After telling Senator King that he believes the Russian did interfere with the US presidential elections, Sessions said he had never been briefed or sought information about the matter, saying that he had only received information in newspapers.
Appearing confused, King made it clear that he was referring to Sessions’ time before the inauguration, when Sessions was a Senator, and not an Attorney General who had recused himself.
“I'm not talking about the campaign,” King said. “I'm talking about what the Russians did. You received no briefing on the Russian active measures in connection with the 2016 election?,” King asked.
“No, I don't believe I ever did,” Sessions said.
Sen. Kamala Harris and Sessions got into a tense back-and-forth on whether Sessions had reviewed the longstanding Justice Department policy he has repeatedly cited as the reason he cannot answer questions regarding his conversations with Trump.
“Did you not ask your staff to show you the policy that would be the basis for you refusing to answer the majority questions?” Harris asked.
“The policy is based on the principle…” Sessions said, before being interrupted by Harris asking the question again.
Sessions appeared to become flustered and in exasperation said, "I'm not able to be rushed this fast. It makes me nervous."
At one point Sen. John McCain interrupted Harris, saying Sessions wasn’t being allowed to answer the question.
"Senators will allow the chair to control the hearing,” said Sen. Richard Burr, Republican chairman of the committee, to McCain before instructing Harris to let Sessions answer the question.

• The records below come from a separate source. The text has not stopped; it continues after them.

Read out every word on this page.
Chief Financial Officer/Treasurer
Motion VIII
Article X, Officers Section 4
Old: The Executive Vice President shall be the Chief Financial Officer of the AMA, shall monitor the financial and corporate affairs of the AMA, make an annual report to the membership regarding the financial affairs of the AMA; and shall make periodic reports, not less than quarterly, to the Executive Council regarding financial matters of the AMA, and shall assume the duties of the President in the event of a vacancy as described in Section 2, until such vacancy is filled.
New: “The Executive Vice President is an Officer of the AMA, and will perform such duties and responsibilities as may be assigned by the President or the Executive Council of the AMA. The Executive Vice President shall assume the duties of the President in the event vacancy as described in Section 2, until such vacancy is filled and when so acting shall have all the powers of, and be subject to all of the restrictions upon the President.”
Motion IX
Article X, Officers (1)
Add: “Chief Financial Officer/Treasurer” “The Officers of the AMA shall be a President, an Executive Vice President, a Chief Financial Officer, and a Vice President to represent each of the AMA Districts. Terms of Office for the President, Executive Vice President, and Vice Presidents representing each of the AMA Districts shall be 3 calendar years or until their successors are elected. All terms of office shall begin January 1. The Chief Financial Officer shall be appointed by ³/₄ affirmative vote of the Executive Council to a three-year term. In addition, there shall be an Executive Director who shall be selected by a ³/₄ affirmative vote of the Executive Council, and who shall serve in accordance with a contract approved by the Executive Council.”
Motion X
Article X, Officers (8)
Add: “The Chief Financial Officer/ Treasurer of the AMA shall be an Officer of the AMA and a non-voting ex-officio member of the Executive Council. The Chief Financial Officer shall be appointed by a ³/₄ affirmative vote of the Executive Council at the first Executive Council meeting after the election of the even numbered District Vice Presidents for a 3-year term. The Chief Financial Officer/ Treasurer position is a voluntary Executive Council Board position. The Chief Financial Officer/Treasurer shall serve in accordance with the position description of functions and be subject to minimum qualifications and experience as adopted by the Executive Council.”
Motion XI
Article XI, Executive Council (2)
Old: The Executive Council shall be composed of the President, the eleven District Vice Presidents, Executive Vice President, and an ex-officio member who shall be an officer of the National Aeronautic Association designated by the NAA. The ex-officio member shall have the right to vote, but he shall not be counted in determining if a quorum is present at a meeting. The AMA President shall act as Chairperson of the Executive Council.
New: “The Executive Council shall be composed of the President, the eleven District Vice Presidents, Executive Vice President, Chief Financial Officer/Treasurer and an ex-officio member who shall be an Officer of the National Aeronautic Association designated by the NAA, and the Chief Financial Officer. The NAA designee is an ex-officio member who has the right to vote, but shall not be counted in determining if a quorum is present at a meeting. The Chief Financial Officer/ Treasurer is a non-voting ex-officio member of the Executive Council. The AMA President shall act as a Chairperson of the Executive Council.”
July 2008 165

Ultimately, Sessions said he consulted with his staff about the policy, before Burr moved on to the next senator’s questions.
Immediately after her questioning, Harris tweeted, "It was a simple question. Can Sessions point to the policy, in writing, that allows him to not answer a whole host of our questions today."
Sessions maintained throughout the hearing that Comey was fired based on the recommendations from Rod Rosenstein, which focused on Comey's handling of the Hillary Clinton email case, and that firing Comey did not violate his recusal from the Russia investigation.
After a line of questioning from Sen. Jack Reed about how Sessions went from praising former FBI Director Comey in the fall of 2016 when he was investigating Hillary Clinton, to recommending that he be fired, Sessions said that in “retrospect” he realized that Comey’s public disclosure of investigations was a major mistake.
“It probably would have been better and would have been consistent with the rules of the Department of Justice to never have talked about the investigation to begin with,” Sessions said. “Once you get down that road, that's the kind of thing that you get into that went against classical prosecuting policies that I learned and was taught when I was United States attorney and assistant United States attorney.”